The vast majority of driveway accidents could be prevented if all vehicles had reversing cameras and beeping parking sensors, says the car review website

Editor Clive Matthew-Wilson, who is an outspoken road safety campaigner, says simple changes to cars and driveways can be "spectacularly successful" at saving lives.

“Fences and gates are a good start, provided that these gates and fences are childproof.  But toddlers are remarkably quick at escaping from parents, so the second tier of protection must be in the cars we drive.”

“Reversing cameras show the driver what’s behind their vehicle. Studies show that reversing cameras work best in conjunction with beeping parking sensors.”

“Reversing cameras and beeping parking sensors are now cheap as chips. They’re easily installed on virtually any vehicle. So why isn’t this compulsory?”

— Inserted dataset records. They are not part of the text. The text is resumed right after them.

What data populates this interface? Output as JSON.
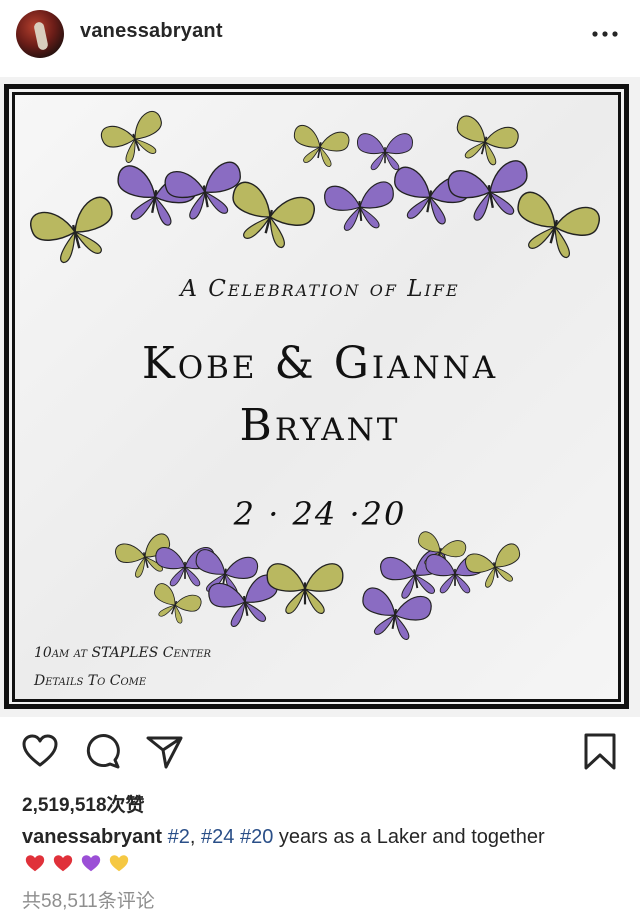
{
  "post": {
    "username": "vanessabryant",
    "more_icon": "more-horizontal-icon"
  },
  "image": {
    "subtitle": "A Celebration of Life",
    "names_line1": "Kobe & Gianna",
    "names_line2": "Bryant",
    "date": "2 · 24 ·20",
    "details_line1": "10am at STAPLES Center",
    "details_line2": "Details To Come",
    "colors": {
      "purple_butterfly": "#8a6cc2",
      "olive_butterfly": "#b9b860",
      "frame": "#111111"
    }
  },
  "actions": {
    "like_icon": "heart-outline-icon",
    "comment_icon": "comment-bubble-icon",
    "share_icon": "paper-plane-icon",
    "save_icon": "bookmark-icon"
  },
  "likes": {
    "count": "2,519,518",
    "suffix": "次赞"
  },
  "caption": {
    "username": "vanessabryant",
    "tag1": "#2",
    "sep1": ", ",
    "tag2": "#24",
    "sep2": " ",
    "tag3": "#20",
    "text": " years as a Laker and together"
  },
  "hearts": [
    {
      "name": "red-heart-icon",
      "color": "#e0313a"
    },
    {
      "name": "red-heart-icon",
      "color": "#e0313a"
    },
    {
      "name": "purple-heart-icon",
      "color": "#9b4fd6"
    },
    {
      "name": "yellow-heart-icon",
      "color": "#f5c843"
    }
  ],
  "comments": {
    "label": "共58,511条评论"
  }
}
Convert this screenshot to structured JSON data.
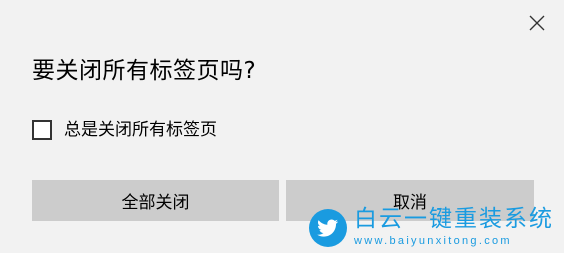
{
  "dialog": {
    "title": "要关闭所有标签页吗?",
    "checkbox_label": "总是关闭所有标签页",
    "checkbox_checked": false,
    "close_all_label": "全部关闭",
    "cancel_label": "取消",
    "close_icon": "close-icon"
  },
  "watermark": {
    "name": "白云一键重装系统",
    "url": "www.baiyunxitong.com",
    "logo_icon": "twitter-bird-icon"
  },
  "colors": {
    "dialog_background": "#f2f2f2",
    "button_background": "#cccccc",
    "checkbox_border": "#333333",
    "watermark_blue": "#1a9be0"
  }
}
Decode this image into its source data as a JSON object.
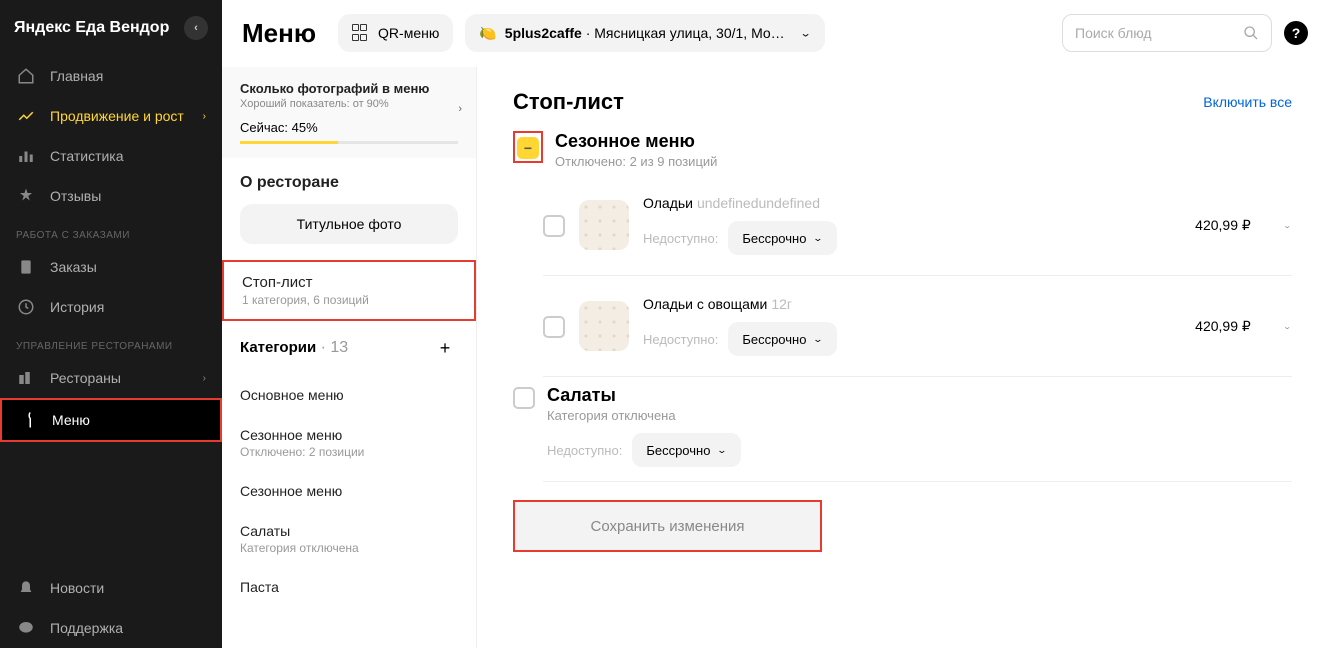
{
  "brand": "Яндекс Еда Вендор",
  "nav": {
    "main": "Главная",
    "promo": "Продвижение и рост",
    "stats": "Статистика",
    "reviews": "Отзывы",
    "section_orders": "РАБОТА С ЗАКАЗАМИ",
    "orders": "Заказы",
    "history": "История",
    "section_mgmt": "УПРАВЛЕНИЕ РЕСТОРАНАМИ",
    "restaurants": "Рестораны",
    "menu": "Меню",
    "news": "Новости",
    "support": "Поддержка"
  },
  "header": {
    "title": "Меню",
    "qr": "QR-меню",
    "venue_name": "5plus2caffe",
    "venue_addr": " · Мясницкая улица, 30/1, Москва,...",
    "search_placeholder": "Поиск блюд"
  },
  "photo": {
    "title": "Сколько фотографий в меню",
    "sub": "Хороший показатель: от 90%",
    "now": "Сейчас: 45%"
  },
  "left": {
    "about": "О ресторане",
    "title_photo": "Титульное фото",
    "stoplist": "Стоп-лист",
    "stoplist_sub": "1 категория, 6 позиций",
    "categories": "Категории",
    "cat_count": " · 13",
    "main_menu": "Основное меню",
    "seasonal": "Сезонное меню",
    "seasonal_sub": "Отключено: 2 позиции",
    "seasonal2": "Сезонное меню",
    "salads": "Салаты",
    "salads_sub": "Категория отключена",
    "pasta": "Паста"
  },
  "stop": {
    "title": "Стоп-лист",
    "enable_all": "Включить все",
    "cat1_name": "Сезонное меню",
    "cat1_sub": "Отключено: 2 из 9 позиций",
    "unavail": "Недоступно:",
    "term": "Бессрочно",
    "item1_name": "Оладьи",
    "item1_gray": "undefinedundefined",
    "item1_price": "420,99 ₽",
    "item2_name": "Оладьи с овощами",
    "item2_gray": "12г",
    "item2_price": "420,99 ₽",
    "cat2_name": "Салаты",
    "cat2_sub": "Категория отключена",
    "save": "Сохранить изменения"
  }
}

“By law, your car has to have brakes and headlights, because they help prevent accidents. Why aren’t reversing cameras and beeping parking sensors also required by law?”

Matthew-Wilson believes that driver's license tests should include the correct use of reversing cameras and parking sensors.

Matthew-Wilson adds that the least effective way of preventing driveway deaths is asking parents to keep an eye on their children.

“As any mum will tell you, toddlers are the world’s greatest escape artists. You turn around for one second and they’re gone. In driveways and carparks, this can easily lead to tragedy.  Reversing cameras and beeping parking sensors can go a long way towards saving the lives of wandering toddlers.”

Matthew-Wilson explains how the reversing camera and parking sensors on his own car may have saved a child's life at a supermarket:    

“I was reversing out of a parking space. Like all good drivers I checked my three rear mirrors. Just as I began to reverse, a sudden beep warned me that a small child was running straight past the rear of my car. He appeared from nowhere, running across the reversing camera screen, then disappeared past the vehicle. He was too short to show up in my rear view mirror. If I had not had a reversing camera and parking sensors fitted, I could easily have reversed straight over this child.”